The true measure of unemployment IS NOT the paltry unemployment number which does show 9.4% unemployment. Yes, this is awful and proof that we’re in very deep recession. We’re going to be in for a very painful readjustment period. The real unemployment number we ought to be examining is U6.
This is the measure of:
Total unemployed, plus all marginally attached workers, plus total employed part time for economic reasons, as a percent of the civilian labor force plus all marginally attached workers.
Currently the U6 is 16.4% and it has almost doubled since a year ago. This is the unseen destruction. Years of misallocated resources, malinvestment, and policy driven consumption created a huge bubble, the boom time, when instead of actually creating wealth, we were in the process of destroying it. Now comes the very rough but very necessary readjustment period when malinvestment is liquidated and capital and labor can be allocated to more desirable ventures.
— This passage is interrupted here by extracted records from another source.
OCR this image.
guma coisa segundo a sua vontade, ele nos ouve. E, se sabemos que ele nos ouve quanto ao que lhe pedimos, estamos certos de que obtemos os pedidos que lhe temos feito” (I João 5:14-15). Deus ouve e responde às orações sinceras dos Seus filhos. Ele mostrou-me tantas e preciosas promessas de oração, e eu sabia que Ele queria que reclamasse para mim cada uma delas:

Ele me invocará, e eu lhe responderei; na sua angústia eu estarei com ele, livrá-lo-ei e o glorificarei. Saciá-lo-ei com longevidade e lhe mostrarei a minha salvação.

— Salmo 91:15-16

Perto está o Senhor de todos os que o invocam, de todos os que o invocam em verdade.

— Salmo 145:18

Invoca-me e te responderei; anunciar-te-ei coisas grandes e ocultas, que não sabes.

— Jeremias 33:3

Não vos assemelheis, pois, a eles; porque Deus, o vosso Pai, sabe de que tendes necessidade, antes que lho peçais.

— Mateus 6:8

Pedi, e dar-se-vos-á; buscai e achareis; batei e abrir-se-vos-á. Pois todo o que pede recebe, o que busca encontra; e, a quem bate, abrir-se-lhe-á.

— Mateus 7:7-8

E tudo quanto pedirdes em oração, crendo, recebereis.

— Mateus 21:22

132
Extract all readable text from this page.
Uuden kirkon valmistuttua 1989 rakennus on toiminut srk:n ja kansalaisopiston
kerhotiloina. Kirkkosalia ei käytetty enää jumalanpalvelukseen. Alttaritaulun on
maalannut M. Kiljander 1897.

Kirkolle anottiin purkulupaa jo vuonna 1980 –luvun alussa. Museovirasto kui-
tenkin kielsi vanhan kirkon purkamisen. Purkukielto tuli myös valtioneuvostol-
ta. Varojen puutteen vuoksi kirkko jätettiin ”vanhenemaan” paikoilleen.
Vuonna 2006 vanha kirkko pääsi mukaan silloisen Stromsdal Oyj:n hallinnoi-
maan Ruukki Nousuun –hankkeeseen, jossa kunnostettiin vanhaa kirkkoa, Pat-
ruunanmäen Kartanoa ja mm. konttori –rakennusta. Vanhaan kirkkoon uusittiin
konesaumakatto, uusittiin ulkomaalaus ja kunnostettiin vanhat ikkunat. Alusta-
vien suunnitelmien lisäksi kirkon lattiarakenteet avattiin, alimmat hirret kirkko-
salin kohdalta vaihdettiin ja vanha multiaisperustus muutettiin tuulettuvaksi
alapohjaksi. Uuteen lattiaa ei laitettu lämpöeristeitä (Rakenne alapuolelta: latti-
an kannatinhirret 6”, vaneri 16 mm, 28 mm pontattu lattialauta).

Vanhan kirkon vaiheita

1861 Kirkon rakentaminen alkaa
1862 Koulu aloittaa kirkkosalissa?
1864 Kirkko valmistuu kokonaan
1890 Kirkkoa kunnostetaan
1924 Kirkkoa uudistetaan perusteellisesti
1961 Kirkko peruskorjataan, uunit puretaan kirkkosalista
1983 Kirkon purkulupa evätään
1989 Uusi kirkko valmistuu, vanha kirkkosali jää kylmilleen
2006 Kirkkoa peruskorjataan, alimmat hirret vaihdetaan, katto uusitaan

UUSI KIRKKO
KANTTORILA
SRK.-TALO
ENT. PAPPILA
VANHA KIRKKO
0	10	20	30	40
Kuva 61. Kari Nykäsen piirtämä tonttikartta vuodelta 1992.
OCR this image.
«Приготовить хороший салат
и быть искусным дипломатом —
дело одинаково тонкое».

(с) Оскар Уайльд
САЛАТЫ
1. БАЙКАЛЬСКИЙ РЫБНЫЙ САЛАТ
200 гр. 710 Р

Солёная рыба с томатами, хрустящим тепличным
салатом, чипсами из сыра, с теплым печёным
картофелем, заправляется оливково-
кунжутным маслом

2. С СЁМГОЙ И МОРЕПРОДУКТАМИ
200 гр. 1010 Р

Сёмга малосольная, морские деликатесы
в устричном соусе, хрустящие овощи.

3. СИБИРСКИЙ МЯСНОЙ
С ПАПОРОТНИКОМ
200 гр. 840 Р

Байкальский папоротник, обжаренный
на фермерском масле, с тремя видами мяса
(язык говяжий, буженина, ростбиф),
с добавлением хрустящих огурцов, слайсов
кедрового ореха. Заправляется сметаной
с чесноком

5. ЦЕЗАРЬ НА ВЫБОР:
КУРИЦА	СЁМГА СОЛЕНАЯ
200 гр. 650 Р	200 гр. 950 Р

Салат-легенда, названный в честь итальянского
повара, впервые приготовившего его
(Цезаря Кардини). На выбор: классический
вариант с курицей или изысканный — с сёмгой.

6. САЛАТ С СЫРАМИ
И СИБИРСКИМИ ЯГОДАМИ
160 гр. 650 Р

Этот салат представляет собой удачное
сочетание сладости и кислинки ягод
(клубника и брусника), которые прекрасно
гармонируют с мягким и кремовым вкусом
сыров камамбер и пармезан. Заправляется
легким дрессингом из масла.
But don’t expect that anytime soon. The administration is going full steam ahead on its Keynesian agenda while the fed plays right along. Massive deficits, artificially low interest rates and monetary expansion are going to only prolong this pain. And to top it off, Congress is voting on cap and trade and soon will be working on nationalization of health care. In the works is “consumer protection” legislation and massive new regulation of the financial markets.
The U6 numbers say it all. Fully 1/6 of the labor force is being underutilized. As for capacity utilization, this graph is staggering.
Will it end soon?
This is by far the sharpest downturn in investment in the post WW2 era. The longer we have interventionist policies, the longer it will last. So, the answer I guess is quite simple: it’s going to last a very long time.